As the Air Force’s aircraft continue to age, our fighter fleet will shrink, possibly to the point at which we could easily be outnumbered. Josef Stalin’s old adage of “quantity has a quality of its own” does, indeed, apply. When confronted with a numerically larger and well-trained force, American pilots will need not only superior aircraft but also sufficient numbers of them to triumph. Mr. Gates should heed the analysis of numerous Department of Defense and nondepartmental experts, whose reports have outlined the realistic requirements of continued air superiority. Chief of Staff of the Air Force Norton A. Schwartz testified that the military requirement is 243 F-22s. John Stillion and Scott Perdue of Rand have pointed out that both additional forward bases and more F-22s are needed. Head of the Air Combat Command Gen. John Corley stated, “a fleet of 187 F-22s puts execution of our current national military strategy at a high risk in the near- to midterm.” The long-term outlook may be even more perilous.

After years of unquestioned U.S. air superiority, it is easy to forget how much combat operations depend on airspace control. Raptor critics often cite the fact that the F-22 has found no combat role in Iraq or Afghanistan.

While true, it would be a mistake to assume that all future adversaries will be low-tech and poorly trained. Without enough of the right fighters, airspace control could be impossible to achieve in future contingencies.

Critics contend that increased production of the F-35 Joint Strike Fighter will compensate for a smaller fleet of F-22s. Yes, accelerated production of the F-35 is necessary for both the United States and our friends abroad.

However, Mr. Gates has stoked adversarial competition between the two aircraft, ignoring the fact that they are fundamentally different. Although the F-35 will excel in an air-to-ground role, its flight, stealth and missile load-out characteristics are significantly inferior to the F-22. U.S. air power will only succeed through the combined capabilities of a sufficient number of both F-22s and F-35s. Originally the Air Force called for 750 F-22s. That number was reduced to 381, then 243. Will it be cut even further to 187?
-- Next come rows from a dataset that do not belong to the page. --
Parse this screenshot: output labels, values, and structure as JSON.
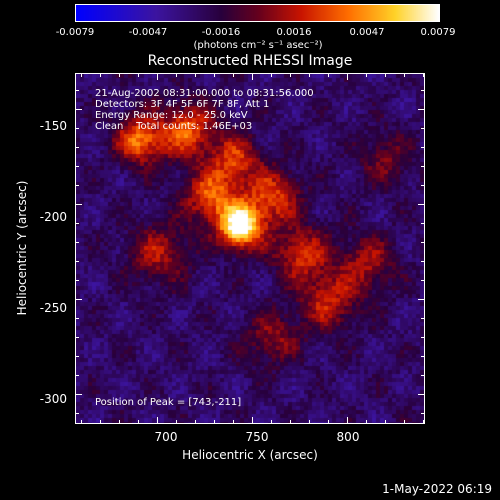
{
  "colorbar": {
    "tick_labels": [
      "-0.0079",
      "-0.0047",
      "-0.0016",
      "0.0016",
      "0.0047",
      "0.0079"
    ],
    "units": "(photons cm⁻² s⁻¹ asec⁻²)",
    "range": [
      -0.0079,
      0.0079
    ]
  },
  "chart_data": {
    "type": "heatmap",
    "title": "Reconstructed RHESSI Image",
    "xlabel": "Heliocentric X (arcsec)",
    "ylabel": "Heliocentric Y (arcsec)",
    "xlim": [
      657,
      841
    ],
    "ylim": [
      -316,
      -131
    ],
    "x_ticks": [
      700,
      750,
      800
    ],
    "y_ticks": [
      -150,
      -200,
      -250,
      -300
    ],
    "x_tick_labels": [
      "700",
      "750",
      "800"
    ],
    "y_tick_labels": [
      "-150",
      "-200",
      "-250",
      "-300"
    ],
    "colormap": "RHESSI color table (blue-purple-red-orange-yellow-white)",
    "peak": [
      743,
      -211
    ],
    "sources": [
      {
        "x": 743,
        "y": -211,
        "amplitude": 1.0,
        "sigma": 8
      },
      {
        "x": 728,
        "y": -195,
        "amplitude": 0.55,
        "sigma": 10
      },
      {
        "x": 760,
        "y": -195,
        "amplitude": 0.5,
        "sigma": 10
      },
      {
        "x": 690,
        "y": -165,
        "amplitude": 0.6,
        "sigma": 9
      },
      {
        "x": 715,
        "y": -160,
        "amplitude": 0.55,
        "sigma": 10
      },
      {
        "x": 740,
        "y": -175,
        "amplitude": 0.45,
        "sigma": 9
      },
      {
        "x": 775,
        "y": -225,
        "amplitude": 0.45,
        "sigma": 10
      },
      {
        "x": 790,
        "y": -250,
        "amplitude": 0.4,
        "sigma": 11
      },
      {
        "x": 810,
        "y": -230,
        "amplitude": 0.35,
        "sigma": 10
      },
      {
        "x": 700,
        "y": -225,
        "amplitude": 0.35,
        "sigma": 11
      },
      {
        "x": 760,
        "y": -270,
        "amplitude": 0.3,
        "sigma": 10
      },
      {
        "x": 820,
        "y": -175,
        "amplitude": 0.25,
        "sigma": 10
      }
    ]
  },
  "info": {
    "line1": "21-Aug-2002 08:31:00.000 to 08:31:56.000",
    "line2": "Detectors: 3F 4F 5F 6F 7F 8F, Att 1",
    "line3": "Energy Range: 12.0 - 25.0 keV",
    "line4": "Clean    Total counts: 1.46E+03"
  },
  "peak_label": "Position of Peak = [743,-211]",
  "footer_date": "1-May-2022 06:19"
}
As we continue operations in Iraq and Afghanistan, we must remember that in a globalizing world, the future of conflict may be very different from the present. But air power, essential for all other forms of power, must remain a central element of U.S. security strategy. Neither the F-35 nor future unmanned fighters can ensure U.S. air superiority over the next 15 years. For this reason, the F-22 is crucial. Congress must act to save it.

Timothy Walton and Randal Drew are Carroll Fellows at the Walsh School of Foreign Service, Georgetown University.